— Ась? — откликается он. Тяжелый уже, как я.
— Вспомнил телефон одной заезжей девицы. У нее есть подружка. Как?
— Что ж ты молчал? — оживляется Егор.
— Забыл. Вы меня отвлекли.
— Так пойдем звонить!
— Пошли.
Выбираемся из-за стола и сообщаем, что пошли звонить по одному важному государственному делу. Скоро вернемся. Непременно. Ждите.
— Девок ко мне не водите! Запрещаю! — кричит Ольга Ц. с колен Илюши, как с трона. Проницательная какая!
Шарахаемся в темноте, разыскиваем работающий телефон-автомат, по-братски поддерживая друг друга. Затем сразу — непоследовательно — наступает рассвет. Я открываю спекшиеся глаза, озираюсь. Эта комната мне, безусловно, знакома, я в ней бывал — и неоднократно. Это, собственно говоря, моя комната, а не чья-нибудь чужая. И нахожусь я в ней не один. В дальнем углу кто-то похрапывает на коврике, укрывшись с головой одеялом. И рядом со мной кто-то есть. Я поворачиваюсь на спину, кошу глазом и размыкаю спекшиеся губы:
— Ты откуда здесь взялась?
Она уже давно, видно, не спит. Глаза ясные, осмысленные.
— Здравствуйте! Сам же и притащил, — бодро откликается.
— Я?
— А кто же? Ты и твой друг.
— Друг? А кто он?
— Ты что, действительно не помнишь? — веселится Зина. (А это именно она, шикотанка, рыбачка Зина.) — Бородатый такой. Егор.
— А-а!
— Ну, ты даешь! Похмелиться хочешь?
— А есть? — сиплю я.
— Так мы же унесли бутылку. Тоже не помнишь?
— Откуда унесли?
— Ну, из компании. Вы же нас к какой-то женщине затащили. А она скандал устроила. Мы бутылку забрали и поехали к тебе.
— Вот оно как. Странно…
— Так будешь похмеляться? Принести?
— Принеси, конечно. Погоди! А у нас с тобой… это самое… что-нибудь произошло?

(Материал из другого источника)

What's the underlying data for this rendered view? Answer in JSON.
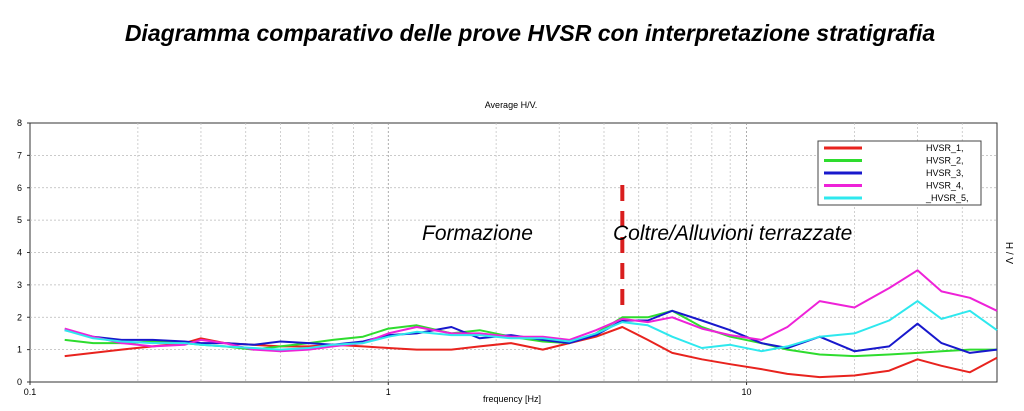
{
  "document_title": "Diagramma comparativo delle prove HVSR con interpretazione stratigrafia",
  "chart_data": {
    "type": "line",
    "title": "Average H/V.",
    "xlabel": "frequency [Hz]",
    "ylabel": "H / V",
    "xscale": "log",
    "xlim": [
      0.1,
      50
    ],
    "ylim": [
      0,
      8
    ],
    "xticks": [
      0.1,
      1,
      10
    ],
    "xtick_labels": [
      "0.1",
      "1",
      "10"
    ],
    "yticks": [
      0,
      1,
      2,
      3,
      4,
      5,
      6,
      7,
      8
    ],
    "ytick_labels": [
      "0",
      "1",
      "2",
      "3",
      "4",
      "5",
      "6",
      "7",
      "8"
    ],
    "grid": true,
    "legend_position": "top-right",
    "annotations": [
      {
        "text": "Formazione"
      },
      {
        "text": "Coltre/Alluvioni terrazzate"
      }
    ],
    "divider_frequency": 4.5,
    "divider_color": "#d91e1e",
    "x": [
      0.125,
      0.15,
      0.18,
      0.22,
      0.27,
      0.3,
      0.35,
      0.42,
      0.5,
      0.6,
      0.7,
      0.85,
      1.0,
      1.2,
      1.5,
      1.8,
      2.2,
      2.7,
      3.2,
      3.8,
      4.5,
      5.3,
      6.2,
      7.5,
      9.0,
      11,
      13,
      16,
      20,
      25,
      30,
      35,
      42,
      50
    ],
    "series": [
      {
        "name": "HVSR_1,",
        "color": "#e8231e",
        "values": [
          0.8,
          0.9,
          1.0,
          1.1,
          1.2,
          1.35,
          1.2,
          1.15,
          1.1,
          1.1,
          1.15,
          1.1,
          1.05,
          1.0,
          1.0,
          1.1,
          1.2,
          1.0,
          1.2,
          1.4,
          1.7,
          1.3,
          0.9,
          0.7,
          0.55,
          0.4,
          0.25,
          0.15,
          0.2,
          0.35,
          0.7,
          0.5,
          0.3,
          0.75
        ]
      },
      {
        "name": "HVSR_2,",
        "color": "#2edc2e",
        "values": [
          1.3,
          1.2,
          1.2,
          1.25,
          1.2,
          1.15,
          1.1,
          1.0,
          1.1,
          1.2,
          1.3,
          1.4,
          1.65,
          1.75,
          1.5,
          1.6,
          1.4,
          1.25,
          1.2,
          1.5,
          2.0,
          2.0,
          2.2,
          1.7,
          1.4,
          1.2,
          1.0,
          0.85,
          0.8,
          0.85,
          0.9,
          0.95,
          1.0,
          1.0
        ]
      },
      {
        "name": "HVSR_3,",
        "color": "#1818cc",
        "values": [
          1.6,
          1.4,
          1.3,
          1.3,
          1.25,
          1.2,
          1.2,
          1.15,
          1.25,
          1.2,
          1.15,
          1.25,
          1.45,
          1.5,
          1.7,
          1.35,
          1.45,
          1.3,
          1.2,
          1.45,
          1.9,
          1.9,
          2.2,
          1.9,
          1.6,
          1.2,
          1.05,
          1.4,
          0.95,
          1.1,
          1.8,
          1.2,
          0.9,
          1.0
        ]
      },
      {
        "name": "HVSR_4,",
        "color": "#ee22d8",
        "values": [
          1.65,
          1.4,
          1.2,
          1.1,
          1.15,
          1.3,
          1.2,
          1.0,
          0.95,
          1.0,
          1.1,
          1.2,
          1.5,
          1.7,
          1.5,
          1.5,
          1.4,
          1.4,
          1.3,
          1.6,
          1.95,
          1.85,
          2.0,
          1.65,
          1.45,
          1.3,
          1.7,
          2.5,
          2.3,
          2.9,
          3.45,
          2.8,
          2.6,
          2.2
        ]
      },
      {
        "name": "_HVSR_5,",
        "color": "#2ee8ee",
        "values": [
          1.6,
          1.35,
          1.25,
          1.2,
          1.2,
          1.15,
          1.1,
          1.05,
          1.0,
          1.05,
          1.15,
          1.2,
          1.4,
          1.55,
          1.45,
          1.45,
          1.35,
          1.35,
          1.25,
          1.5,
          1.85,
          1.75,
          1.4,
          1.05,
          1.15,
          0.95,
          1.1,
          1.4,
          1.5,
          1.9,
          2.5,
          1.95,
          2.2,
          1.6
        ]
      }
    ]
  }
}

— Ага, жди от тебя! Ты как рухнул, так и уснул.
— Я, наверно, сильно задумался. Со мной это бывает. Ну, неси, что ж ты.
Прыг-скок с тахты. Голенькая, конечно. Большое родимое пятно ниже груди, знакомое. Приносит ополовиненную бутылку, чашку мою родную и бутерброд с салом. Присаживается на край тахты.
— Эй! — говорю. — Прикрылась бы. Егор же тут.
— Ну и что? Не видал он, что ли, голых? — хихикает Зина.
— Это верно, — соглашаюсь. — Ну, наливай, что ли. Умеренно. Нет, давай побольше, чтобы не смаковать.
Удивительно, как мерзость эта лезет в глотку Теодорова в любое время суток! И как он еще жив, да еще что-то временами соображает, просто удивительно!
— Ну как? Полегчало? — спрашивает Зина после длинной паузы. Смотрит сострадательно, без осуждения. За это спасибо.
— Да. Сразу полегчало, — помедлив, отвечаю я. — Чувствую, достигла мозга.
— А ты все еще книжки пишешь?
— А ты как думаешь?
— Пьяный пишешь?
— Нет, исключительно трезвый.
— Значит, не пишешь, — заключает она.
Ладно, разубеждать рыбачку не стоит. У нее свои понятия. О жизни и вообще. Вон какие у нее руки: красные, словно обожженные, в задирах каких-то и порезах. Сколько же через эти руки прошло сайры и горбуши — сколько? — проникаюсь я участием. Повело меня, повело. Но приятно так повело, невесомо… Добрая девица, бесхитростная. Надо ей сделать что-нибудь доброе, бесхитростное.
— Полезай сюда, что ли, — предлагаю я. — Или не хочешь?
— А ты, думаешь, сумеешь? — хихикает Зина.
— А ты меня расшевели. Помоги.
— Ох, мамочки, ну и мужики пошли хилые! — вздыхает она — и юрк! — уже рядом со мной под покрывалом.
«Прости, Лиза, — мелькает у меня мысль. — Надо же помогать людям».
И вдруг я вспоминаю и отстраняюсь.
— Погоди, Зина! А ты, извини, не того… не бациллоносительница?
Она смеется.
— А ты что, СПИДа боишься?
— СПИД ладно. А вот гонорея…
— Обалдел ты, что ли! Я же на рыбообработке. Нас каждый месяц проверяют. Да совсем недавно проверяли.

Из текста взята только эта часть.